One common mood issue among seniors with memory-related illnesses is Sundowners Syndrome. Sundowners Syndrome is not a disease, but a common behavior pattern noticed by medical staff and caregivers. Spotted by symptoms of stress, anxiety, restlessness, confusion, and/or aggression. Most common among seniors with dementia or Alzheimer’s disease.
Tips for Managing Sundowners Syndrome
While most people seem to calm down later in the day, seniors with memory-related issues experiencing sundowners syndrome tend to get more active. There are several ways to help seniors through this challenge.
Since disruptions to schedules and lack of sleep can exacerbate sundowners syndrome, it is important to support seniors getting good sleep. A solid routine and supplements like melatonin can help.

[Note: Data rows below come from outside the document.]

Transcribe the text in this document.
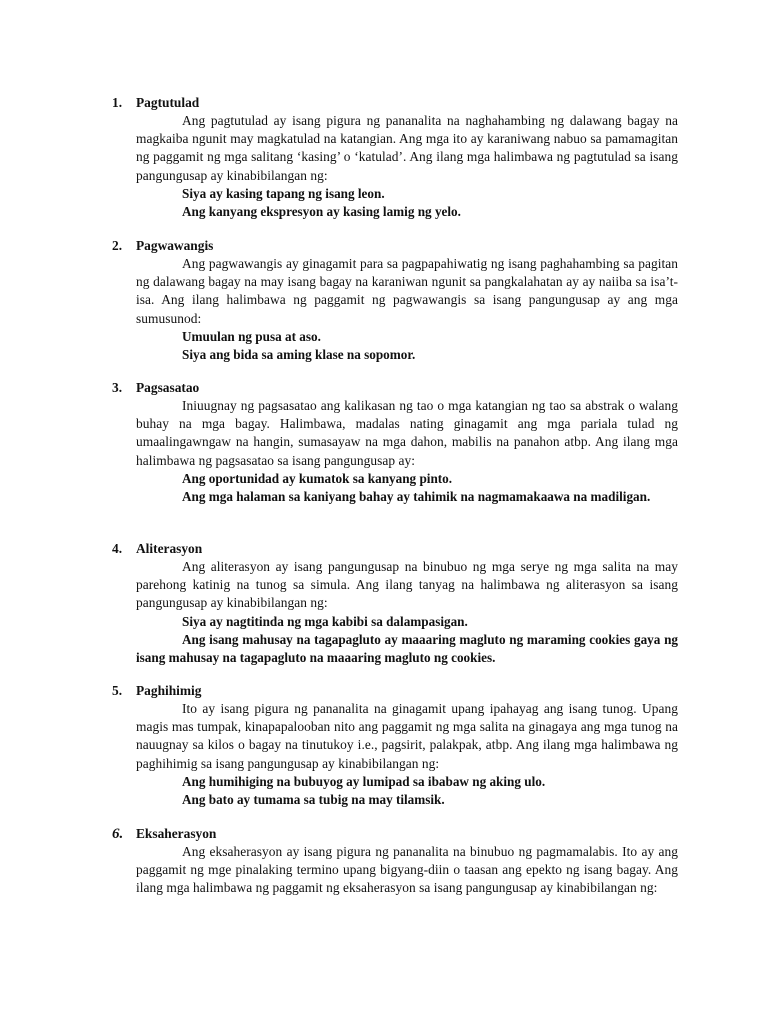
1. Pagtutulad
Ang pagtutulad ay isang pigura ng pananalita na naghahambing ng dalawang bagay na magkaiba ngunit may magkatulad na katangian. Ang mga ito ay karaniwang nabuo sa pamamagitan ng paggamit ng mga salitang ‘kasing’ o ‘katulad’. Ang ilang mga halimbawa ng pagtutulad sa isang pangungusap ay kinabibilangan ng:
Siya ay kasing tapang ng isang leon.
Ang kanyang ekspresyon ay kasing lamig ng yelo.
2. Pagwawangis
Ang pagwawangis ay ginagamit para sa pagpapahiwatig ng isang paghahambing sa pagitan ng dalawang bagay na may isang bagay na karaniwan ngunit sa pangkalahatan ay ay naiiba sa isa’t-isa. Ang ilang halimbawa ng paggamit ng pagwawangis sa isang pangungusap ay ang mga sumusunod:
Umuulan ng pusa at aso.
Siya ang bida sa aming klase na sopomor.
3. Pagsasatao
Iniuugnay ng pagsasatao ang kalikasan ng tao o mga katangian ng tao sa abstrak o walang buhay na mga bagay. Halimbawa, madalas nating ginagamit ang mga pariala tulad ng umaalingawngaw na hangin, sumasayaw na mga dahon, mabilis na panahon atbp. Ang ilang mga halimbawa ng pagsasatao sa isang pangungusap ay:
Ang oportunidad ay kumatok sa kanyang pinto.
Ang mga halaman sa kaniyang bahay ay tahimik na nagmamakaawa na madiligan.
4. Aliterasyon
Ang aliterasyon ay isang pangungusap na binubuo ng mga serye ng mga salita na may parehong katinig na tunog sa simula. Ang ilang tanyag na halimbawa ng aliterasyon sa isang pangungusap ay kinabibilangan ng:
Siya ay nagtitinda ng mga kabibi sa dalampasigan.
Ang isang mahusay na tagapagluto ay maaaring magluto ng maraming cookies gaya ng isang mahusay na tagapagluto na maaaring magluto ng cookies.
5. Paghihimig
Ito ay isang pigura ng pananalita na ginagamit upang ipahayag ang isang tunog. Upang magis mas tumpak, kinapapalooban nito ang paggamit ng mga salita na ginagaya ang mga tunog na nauugnay sa kilos o bagay na tinutukoy i.e., pagsirit, palakpak, atbp. Ang ilang mga halimbawa ng paghihimig sa isang pangungusap ay kinabibilangan ng:
Ang humihiging na bubuyog ay lumipad sa ibabaw ng aking ulo.
Ang bato ay tumama sa tubig na may tilamsik.
6. Eksaherasyon
Ang eksaherasyon ay isang pigura ng pananalita na binubuo ng pagmamalabis. Ito ay ang paggamit ng mge pinalaking termino upang bigyang-diin o taasan ang epekto ng isang bagay. Ang ilang mga halimbawa ng paggamit ng eksaherasyon sa isang pangungusap ay kinabibilangan ng:
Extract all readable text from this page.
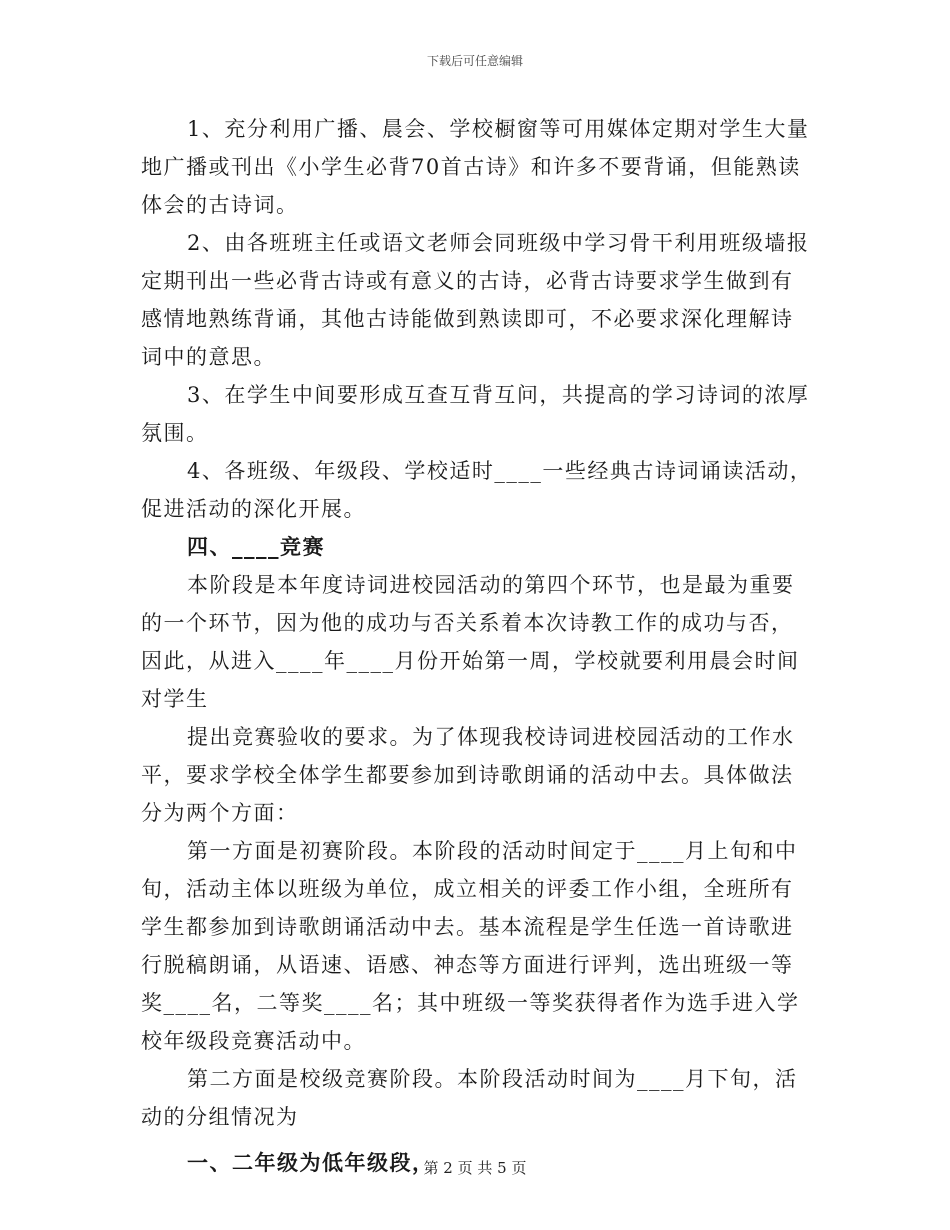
下载后可任意编辑

1、充分利用广播、晨会、学校橱窗等可用媒体定期对学生大量地广播或刊出《小学生必背70首古诗》和许多不要背诵，但能熟读体会的古诗词。

2、由各班班主任或语文老师会同班级中学习骨干利用班级墙报定期刊出一些必背古诗或有意义的古诗，必背古诗要求学生做到有感情地熟练背诵，其他古诗能做到熟读即可，不必要求深化理解诗词中的意思。

3、在学生中间要形成互查互背互问，共提高的学习诗词的浓厚氛围。

4、各班级、年级段、学校适时____一些经典古诗词诵读活动，促进活动的深化开展。

四、____竞赛

本阶段是本年度诗词进校园活动的第四个环节，也是最为重要的一个环节，因为他的成功与否关系着本次诗教工作的成功与否，因此，从进入____年____月份开始第一周，学校就要利用晨会时间对学生

提出竞赛验收的要求。为了体现我校诗词进校园活动的工作水平，要求学校全体学生都要参加到诗歌朗诵的活动中去。具体做法分为两个方面：

第一方面是初赛阶段。本阶段的活动时间定于____月上旬和中旬，活动主体以班级为单位，成立相关的评委工作小组，全班所有学生都参加到诗歌朗诵活动中去。基本流程是学生任选一首诗歌进行脱稿朗诵，从语速、语感、神态等方面进行评判，选出班级一等奖____名，二等奖____名；其中班级一等奖获得者作为选手进入学校年级段竞赛活动中。

第二方面是校级竞赛阶段。本阶段活动时间为____月下旬，活动的分组情况为

一、二年级为低年级段，

第 2 页 共 5 页
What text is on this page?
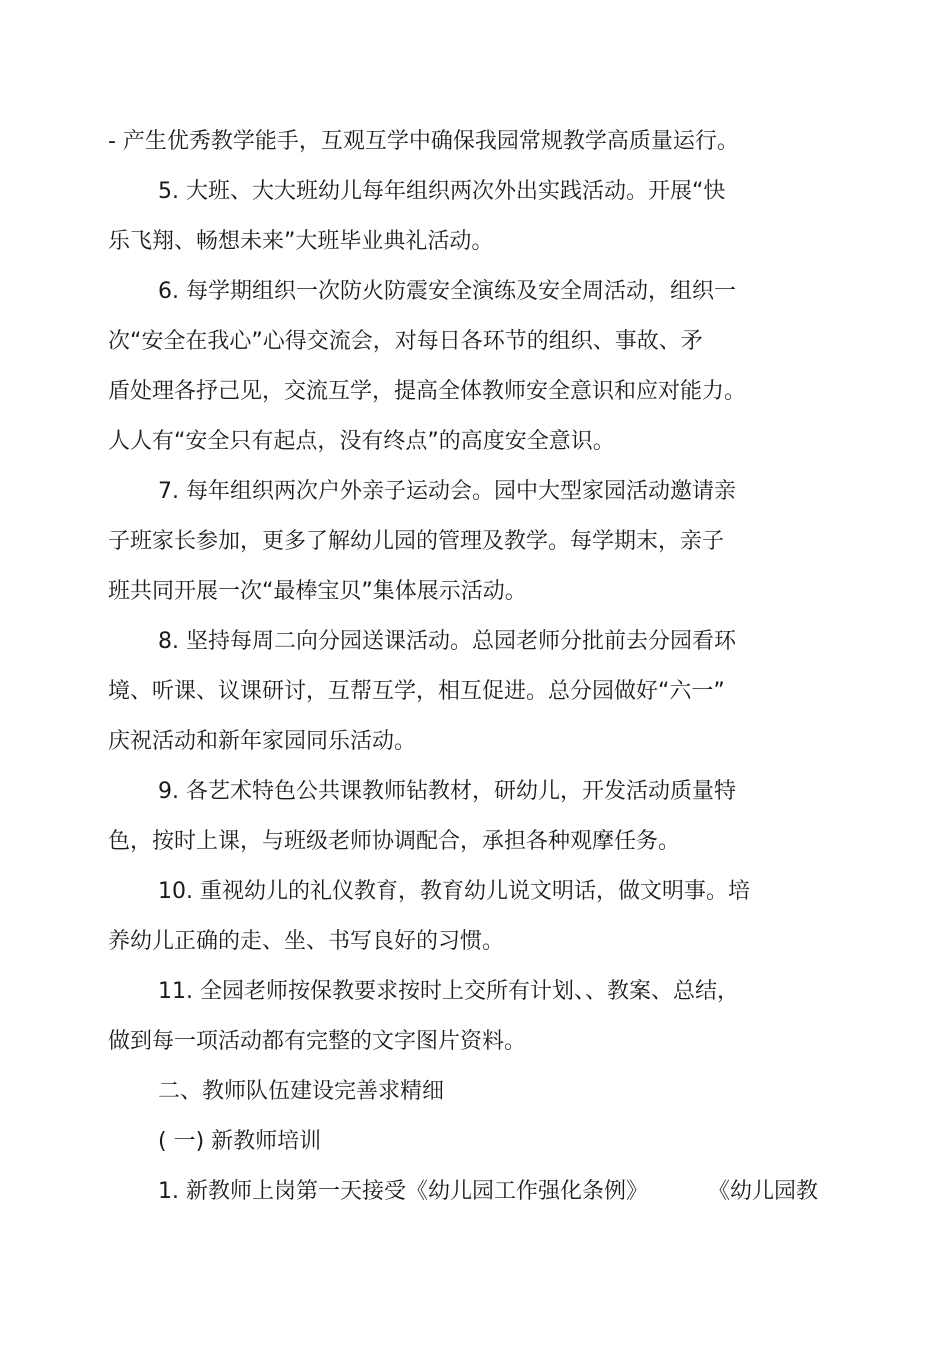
- 产生优秀教学能手，互观互学中确保我园常规教学高质量运行。
5. 大班、大大班幼儿每年组织两次外出实践活动。开展“快
乐飞翔、畅想未来”大班毕业典礼活动。
6. 每学期组织一次防火防震安全演练及安全周活动，组织一
次“安全在我心”心得交流会，对每日各环节的组织、事故、矛
盾处理各抒己见，交流互学，提高全体教师安全意识和应对能力。
人人有“安全只有起点，没有终点”的高度安全意识。
7. 每年组织两次户外亲子运动会。园中大型家园活动邀请亲
子班家长参加，更多了解幼儿园的管理及教学。每学期末，亲子
班共同开展一次“最棒宝贝”集体展示活动。
8. 坚持每周二向分园送课活动。总园老师分批前去分园看环
境、听课、议课研讨，互帮互学，相互促进。总分园做好“六一”
庆祝活动和新年家园同乐活动。
9. 各艺术特色公共课教师钻教材，研幼儿，开发活动质量特
色，按时上课，与班级老师协调配合，承担各种观摩任务。
10. 重视幼儿的礼仪教育，教育幼儿说文明话，做文明事。培
养幼儿正确的走、坐、书写良好的习惯。
11. 全园老师按保教要求按时上交所有计划、、教案、总结，
做到每一项活动都有完整的文字图片资料。
二、教师队伍建设完善求精细
( 一) 新教师培训
1. 新教师上岗第一天接受《幼儿园工作强化条例》	《幼儿园教
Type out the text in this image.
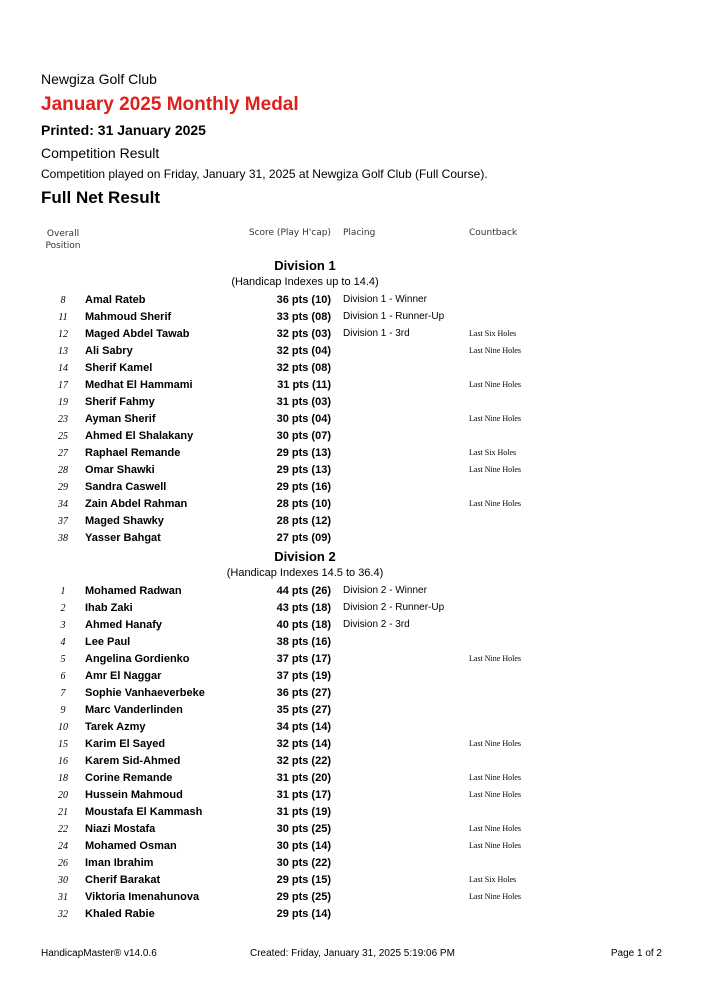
Newgiza Golf Club
January 2025 Monthly Medal
Printed: 31 January 2025
Competition Result
Competition played on Friday, January 31, 2025 at Newgiza Golf Club (Full Course).
Full Net Result
Overall
Position
Score (Play H'cap) Placing	Countback
Division 1
(Handicap Indexes up to 14.4)
8	Amal Rateb	36 pts (10) Division 1 - Winner
11	Mahmoud Sherif	33 pts (08) Division 1 - Runner-Up
12	Maged Abdel Tawab	32 pts (03) Division 1 - 3rd	Last Six Holes
13	Ali Sabry	32 pts (04)	Last Nine Holes
14	Sherif Kamel	32 pts (08)
17	Medhat El Hammami	31 pts (11)	Last Nine Holes
19	Sherif Fahmy	31 pts (03)
23	Ayman Sherif	30 pts (04)	Last Nine Holes
25	Ahmed El Shalakany	30 pts (07)
27	Raphael Remande	29 pts (13)	Last Six Holes
28	Omar Shawki	29 pts (13)	Last Nine Holes
29	Sandra Caswell	29 pts (16)
34	Zain Abdel Rahman	28 pts (10)	Last Nine Holes
37	Maged Shawky	28 pts (12)
38	Yasser Bahgat	27 pts (09)
Division 2
(Handicap Indexes 14.5 to 36.4)
1	Mohamed Radwan	44 pts (26) Division 2 - Winner
2	Ihab Zaki	43 pts (18) Division 2 - Runner-Up
3	Ahmed Hanafy	40 pts (18) Division 2 - 3rd
4	Lee Paul	38 pts (16)
5	Angelina Gordienko	37 pts (17)	Last Nine Holes
6	Amr El Naggar	37 pts (19)
7	Sophie Vanhaeverbeke	36 pts (27)
9	Marc Vanderlinden	35 pts (27)
10	Tarek Azmy	34 pts (14)
15	Karim El Sayed	32 pts (14)	Last Nine Holes
16	Karem Sid-Ahmed	32 pts (22)
18	Corine Remande	31 pts (20)	Last Nine Holes
20	Hussein Mahmoud	31 pts (17)	Last Nine Holes
21	Moustafa El Kammash	31 pts (19)
22	Niazi Mostafa	30 pts (25)	Last Nine Holes
24	Mohamed Osman	30 pts (14)	Last Nine Holes
26	Iman Ibrahim	30 pts (22)
30	Cherif Barakat	29 pts (15)	Last Six Holes
31	Viktoria Imenahunova	29 pts (25)	Last Nine Holes
32	Khaled Rabie	29 pts (14)
HandicapMaster® v14.0.6	Created: Friday, January 31, 2025 5:19:06 PM	Page 1 of 2
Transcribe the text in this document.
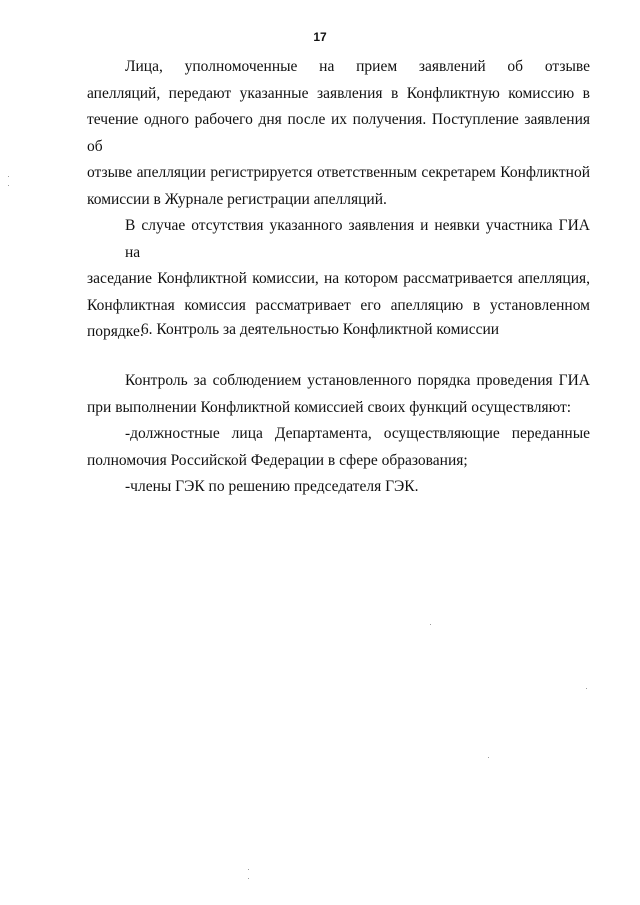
17
Лица, уполномоченные на прием заявлений об отзыве
апелляций, передают указанные заявления в Конфликтную комиссию в
течение одного рабочего дня после их получения. Поступление заявления об
отзыве апелляции регистрируется ответственным секретарем Конфликтной
комиссии в Журнале регистрации апелляций.
В случае отсутствия указанного заявления и неявки участника ГИА на
заседание Конфликтной комиссии, на котором рассматривается апелляция,
Конфликтная комиссия рассматривает его апелляцию в установленном порядке.
6. Контроль за деятельностью Конфликтной комиссии
Контроль за соблюдением установленного порядка проведения ГИА
при выполнении Конфликтной комиссией своих функций осуществляют:
-должностные лица Департамента, осуществляющие переданные
полномочия Российской Федерации в сфере образования;
-члены ГЭК по решению председателя ГЭК.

Dimming lights seem to be one of the triggers of sundowners syndrome, so it can be helpful to plan to turn more lights on later in the day and keep them on until bedtime. Closing the blinds while lights are on can also minimize symptoms.
To help seniors’ moods stabilize, caregivers should be a calming presence. Limit alcohol intake and activity later in the day. Remain calm if mood swings begin. Remind seniors what time it is and what their schedule holds. This helps seniors to relax despite feelings of confusion or anxiety they may be facing.